On trouve une définition assez claire du Nutriscore sur le site de Santé Publique France :
- Le Nutriscore est un logo apposé en face avant des emballages qui informe sur la qualité nutritionnelle des produits sous une forme simplifiée et complémentaire à la déclaration nutritionnelle obligatoire (fixée par la réglementation européenne)
- Basé sur une échelle de 5 couleurs : du vert foncé au orange foncé
- Associé à des lettres allant de A à E pour optimiser son accessibilité et sa compréhension par le consommateur.
Le logo est attribué sur la base d’un score prenant en compte pour 100 gr ou 100 mL de produit, la teneur :
- en nutriments et aliments à favoriser (fibres, protéines, fruits, légumes, légumineuses, fruits à coques, huile de colza, de noix et d’olive),
- et en nutriments à limiter (énergie, acides gras saturés, sucres, sel).
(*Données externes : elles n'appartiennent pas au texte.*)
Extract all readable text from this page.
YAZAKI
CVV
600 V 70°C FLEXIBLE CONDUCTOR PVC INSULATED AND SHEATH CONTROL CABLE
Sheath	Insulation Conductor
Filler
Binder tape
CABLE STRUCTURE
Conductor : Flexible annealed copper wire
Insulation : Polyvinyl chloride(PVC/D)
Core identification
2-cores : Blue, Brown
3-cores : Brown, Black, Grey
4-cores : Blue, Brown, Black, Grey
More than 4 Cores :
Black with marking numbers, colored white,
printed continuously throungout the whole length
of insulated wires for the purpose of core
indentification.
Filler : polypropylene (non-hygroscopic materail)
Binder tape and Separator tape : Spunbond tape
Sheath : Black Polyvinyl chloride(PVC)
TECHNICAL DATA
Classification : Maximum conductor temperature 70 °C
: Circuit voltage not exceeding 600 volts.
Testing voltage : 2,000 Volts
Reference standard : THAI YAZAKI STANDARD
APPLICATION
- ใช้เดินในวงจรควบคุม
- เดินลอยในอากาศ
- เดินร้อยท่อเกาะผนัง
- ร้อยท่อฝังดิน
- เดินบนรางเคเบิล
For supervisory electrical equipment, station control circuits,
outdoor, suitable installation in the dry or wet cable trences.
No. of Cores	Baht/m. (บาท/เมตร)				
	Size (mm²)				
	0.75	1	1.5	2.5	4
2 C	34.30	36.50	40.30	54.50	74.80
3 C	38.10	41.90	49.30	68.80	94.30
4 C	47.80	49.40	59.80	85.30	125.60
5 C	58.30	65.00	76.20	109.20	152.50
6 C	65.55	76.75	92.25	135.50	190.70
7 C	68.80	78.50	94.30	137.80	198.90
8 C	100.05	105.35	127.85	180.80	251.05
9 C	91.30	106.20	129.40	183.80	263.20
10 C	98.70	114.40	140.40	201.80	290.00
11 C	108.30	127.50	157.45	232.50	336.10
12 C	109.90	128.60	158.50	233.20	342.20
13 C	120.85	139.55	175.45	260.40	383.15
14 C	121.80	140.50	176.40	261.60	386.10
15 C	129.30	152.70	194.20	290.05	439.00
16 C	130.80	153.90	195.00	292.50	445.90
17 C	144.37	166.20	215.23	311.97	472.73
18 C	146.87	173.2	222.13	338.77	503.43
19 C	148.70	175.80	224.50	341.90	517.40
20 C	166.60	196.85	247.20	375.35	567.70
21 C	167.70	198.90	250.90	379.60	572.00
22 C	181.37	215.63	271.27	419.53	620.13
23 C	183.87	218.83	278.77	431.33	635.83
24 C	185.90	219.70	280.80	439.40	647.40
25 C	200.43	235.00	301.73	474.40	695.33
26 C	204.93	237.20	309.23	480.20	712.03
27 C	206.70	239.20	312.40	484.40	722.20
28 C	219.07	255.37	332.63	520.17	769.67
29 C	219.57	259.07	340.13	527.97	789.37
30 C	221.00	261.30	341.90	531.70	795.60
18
Après calcul, le score obtenu par un produit permet de lui attribuer une lettre et une couleur.
Parmi les nombreux labels en présence, seul le Nutriscore arrive clairement à se démarquer comme en témoigne cette étude réalisée par Appinio pour LSA et publiée en avril 2022 :
Quand on compare (source ScanUP) la classification des innovations lancées en 2021 par rapport à l’ensemble des produits de la catégorie épicerie (sucrée et salée soit une centaine de catégories de produits), on observe une part plus importante de produits classés en Nutriscore E et une part plus faible de ceux en Nutriscore A.
Le Nutriscore n’aurait à priori, sur cette catégorie en tout cas, pas eu vraiment d’impact sur la reformulation des recettes. Pourtant, selon le panéliste IRI dans LSA d’avril 2022, les mauvaises notes auraient clairement tendance à faire baisser les ventes (sur 37 catégories de produits dont nous n’avons pas le détail) :
Depuis quelques mois, on assiste à une bataille entre défenseurs et opposants de cet étiquetage.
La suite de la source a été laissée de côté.